Maurício Albano e o sarau de adeus
Artigo publicado no Jornal O POVO, Caderno Vida & Arte, pág.4
Quarta-feira, 18 de março de 2015 – Fortaleza, Ceará, Brasil
FAC-SÍMILE
Conta a lenda que no dia em que o fotógrafo Maurício Albano morreu, seu corpo foi colocado sobre uma cama na varanda de casa; um recanto que dava para o quintal onde conviviam no mesmo instante um segundo e a eternidade. O abrigo de janelas sem vidraças deixava o vento arborizado passar em uma força geológica e espiritual capaz de aproximar cultura e natureza.
O ar puro e o puro amor fraternal espalhado naquele ambiente deixava tudo entregue à percepção, e não ao olhar. Um sofá ao lado da cama me convidou para sentar e sentei. Fiquei calado observando a figura do Maurício, seu rosto sulcado, a barba por fazer, o semblante gracioso e despreocupado de quem partiu em paz interior, acompanhado pela satisfação de quem teve uma vida preenchida de significados.
Em silêncio e de pálpebras fechadas, Maurício contava a amigos e familiares histórias radiantes, como se a tudo estivesse vendo. Fui ouvindo a casa, as fotos e os trecos pessoais dele. A harmonia do corpo com o lugar e a textura da iluminação seguiam o fluxo permanente da vida. Estendia-se à minha frente um corpo e seu contexto, o admirável enredo de um amigo querido.
A música instrumental, executada baixinho, dialogava suave com a quietude. O som estava em tudo e tudo recitava alguma coisa, dando correlação entre o espiritual e o existencial. As árvores declamavam versos da natureza e as pessoas em si eram poemas concretos do texto visual da amizade.
O corpo de Maurício testemunhava a totalidade. Parado, mas não inerte, em seu convite à partida sem adeus da despedida duradoura. Observei seu rosto de perto e só vi em sua face um sorriso traquina, um semblante aberto a quem quisesse penetrar na organicidade de seus segredos, nos mistérios divinos da sua casca sensorial e sutil.
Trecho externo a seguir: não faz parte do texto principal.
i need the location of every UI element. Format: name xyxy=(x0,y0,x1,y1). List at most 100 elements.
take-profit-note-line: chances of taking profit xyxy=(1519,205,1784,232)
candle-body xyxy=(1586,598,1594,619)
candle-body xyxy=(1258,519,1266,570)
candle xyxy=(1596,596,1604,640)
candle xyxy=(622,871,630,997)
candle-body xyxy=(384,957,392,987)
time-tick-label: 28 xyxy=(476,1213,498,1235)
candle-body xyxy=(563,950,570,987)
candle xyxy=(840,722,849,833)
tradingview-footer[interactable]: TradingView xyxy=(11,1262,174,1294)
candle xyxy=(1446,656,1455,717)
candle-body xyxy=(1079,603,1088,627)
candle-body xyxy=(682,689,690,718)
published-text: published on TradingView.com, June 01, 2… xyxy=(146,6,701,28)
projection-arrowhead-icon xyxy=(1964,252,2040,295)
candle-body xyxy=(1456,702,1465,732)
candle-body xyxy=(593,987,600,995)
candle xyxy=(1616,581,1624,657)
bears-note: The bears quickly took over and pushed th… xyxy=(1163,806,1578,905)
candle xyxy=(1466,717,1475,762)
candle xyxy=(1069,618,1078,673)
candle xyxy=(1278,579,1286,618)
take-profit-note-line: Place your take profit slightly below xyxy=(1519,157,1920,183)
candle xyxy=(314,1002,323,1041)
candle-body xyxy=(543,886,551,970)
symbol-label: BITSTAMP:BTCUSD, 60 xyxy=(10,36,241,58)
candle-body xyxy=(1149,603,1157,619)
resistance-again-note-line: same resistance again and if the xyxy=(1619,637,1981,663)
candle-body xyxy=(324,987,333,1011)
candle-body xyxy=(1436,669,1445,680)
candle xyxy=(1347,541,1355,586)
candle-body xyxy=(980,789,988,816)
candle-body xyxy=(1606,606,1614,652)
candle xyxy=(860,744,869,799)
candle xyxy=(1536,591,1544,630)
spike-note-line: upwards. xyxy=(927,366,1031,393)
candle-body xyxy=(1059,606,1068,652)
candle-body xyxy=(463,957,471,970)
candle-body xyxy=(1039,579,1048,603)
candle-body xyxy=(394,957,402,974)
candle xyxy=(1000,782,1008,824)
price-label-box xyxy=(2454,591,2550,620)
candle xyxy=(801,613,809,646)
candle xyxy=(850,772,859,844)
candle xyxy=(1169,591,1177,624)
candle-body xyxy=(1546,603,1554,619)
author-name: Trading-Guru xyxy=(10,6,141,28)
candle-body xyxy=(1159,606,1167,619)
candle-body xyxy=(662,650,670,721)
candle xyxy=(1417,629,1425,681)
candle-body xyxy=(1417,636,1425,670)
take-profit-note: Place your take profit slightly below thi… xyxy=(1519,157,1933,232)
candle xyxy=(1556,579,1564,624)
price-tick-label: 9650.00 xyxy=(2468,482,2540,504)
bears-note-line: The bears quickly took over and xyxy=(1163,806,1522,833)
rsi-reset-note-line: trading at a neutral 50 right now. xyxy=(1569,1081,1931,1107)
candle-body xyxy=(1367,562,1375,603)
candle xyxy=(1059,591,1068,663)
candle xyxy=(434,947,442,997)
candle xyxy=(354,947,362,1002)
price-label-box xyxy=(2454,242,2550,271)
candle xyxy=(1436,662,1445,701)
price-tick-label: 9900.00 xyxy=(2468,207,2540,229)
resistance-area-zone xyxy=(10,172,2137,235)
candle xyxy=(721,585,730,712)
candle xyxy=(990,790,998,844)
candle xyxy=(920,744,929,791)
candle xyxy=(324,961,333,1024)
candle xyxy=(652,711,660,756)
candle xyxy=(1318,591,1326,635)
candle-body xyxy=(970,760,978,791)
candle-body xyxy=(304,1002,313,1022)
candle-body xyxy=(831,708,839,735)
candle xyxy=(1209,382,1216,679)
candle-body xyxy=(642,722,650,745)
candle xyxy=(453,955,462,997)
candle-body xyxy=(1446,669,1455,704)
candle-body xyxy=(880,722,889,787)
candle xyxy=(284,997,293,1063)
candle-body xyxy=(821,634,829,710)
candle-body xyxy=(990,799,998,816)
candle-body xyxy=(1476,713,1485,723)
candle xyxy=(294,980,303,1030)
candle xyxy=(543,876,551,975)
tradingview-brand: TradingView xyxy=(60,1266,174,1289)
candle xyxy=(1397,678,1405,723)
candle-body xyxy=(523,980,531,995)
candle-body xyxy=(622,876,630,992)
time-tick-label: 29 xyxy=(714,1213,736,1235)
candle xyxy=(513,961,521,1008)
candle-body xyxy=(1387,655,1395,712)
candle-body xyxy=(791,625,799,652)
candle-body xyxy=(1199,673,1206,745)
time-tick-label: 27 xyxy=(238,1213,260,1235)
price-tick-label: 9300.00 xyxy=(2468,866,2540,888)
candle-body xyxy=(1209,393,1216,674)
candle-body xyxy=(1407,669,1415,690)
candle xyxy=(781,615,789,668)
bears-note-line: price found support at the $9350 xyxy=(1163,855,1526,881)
Lindo encantamento do ser pessoa em cigarra de oração silenciosa. A metamorfose humana em cor, forma e na profundidade da linguagem da fonte de onde emanam as necessidades do tempo, do lugar e das circunstâncias. A morte assinalava a presença como um evento da expectativa do viver, como uma realização de quem viveu.
O corpo não estava em um caixão de defunto, porque o Maurício não era um defunto, no sentido etimológico dessa palavra, que em latim quer dizer algo como “aquele que encerrou sua missão”. O caixão aprisiona o morto em sua passagem para o além, separa-o do ambiente, forçando-o a informar que se foi. E o Maurício não estava de saída, ele estava na roda, no seu sarau de despedida.
Sobre seu peito, um papel comum com fotografias impressas foi colocado pelo neto de oito anos. Para o vento não atrapalhar sua fantasia, o menino o fixou com algumas pedras. A cama baixa permitiu também que a neta de dois anos arrumasse ternamente umas flores sobre o corpo do avô, como quem embeleza alguém querido que sai para passear.
Mexendo nas flores ela certamente mexia com o antes e com o depois na gangorra da vida. Seus gestos impactaram meus pensamentos pela familiaridade que ela demonstrava com um presente que já virava memória. A impressão que tive foi a de que ela sabia que o avô não mais brincaria com ela, como gostava de fazer, porém, ela seguiria brincando com ele nas lembranças que afloram nas flores do tempo.
Senti um eco de chamado do quintal. Levantei-me para ver o que graviolas e bananeiras queriam me dizer. Logo o meu olhar chegou ao jeep que estava quase escondido nas sombras da escura folhagem. Foi dentro do velho Gurgel branco que o Maurício pisou no freio da vida e parou de respirar. Aquele carro tem muitas histórias de viagens entre o quintal da casa da Lagoa Redonda e o coqueiral da praia de Picos.
Existem fatos dos quais não podemos fugir. As despedidas estão sempre presentes nas nossas vidas. Uma das prerrogativas do viver é a experiência de perdas evitáveis e inevitáveis. No sarau de adeus do Maurício Albano, o fator doloroso da perda foi aliviado pelo enlevo daquele momento absolutamente único. Aceitar a morte de um amigo querido significa honrar o que ele fez em vida. E o Maurício fez muito, como pessoa, pai, avô e profissional.
A trajetória artística de Maurício Albano está entre as mais significativas da fotografia brasileira de natureza e geografia humana. Ele amava o que fazia, colocava grande carga afetiva, quase passional, para capturar o momento certo do clique. Com maestria e estilo altamente expressivo ele virava elemento da paisagem quando queria revelar o volume de suas formas, o charme dos seus movimentos e seu colorido natural.
Tudo isso fez parte desse fantástico sarau de despedida. No momento em que essa história começa, no corpo de Maurício não circulava mais sangue, mas circulava sentido. A mensagem do sensível não se apaga com o fim da função do organismo. O que ele queria dizer ele disse por toda a vida, sempre com preciosa delicadeza emocional, amorosa, humilde e desapegada. Aconteceu há poucos dias, mas diz a lenda que não dá para saber ao certo quanto tempo duram mesmo poucos dias.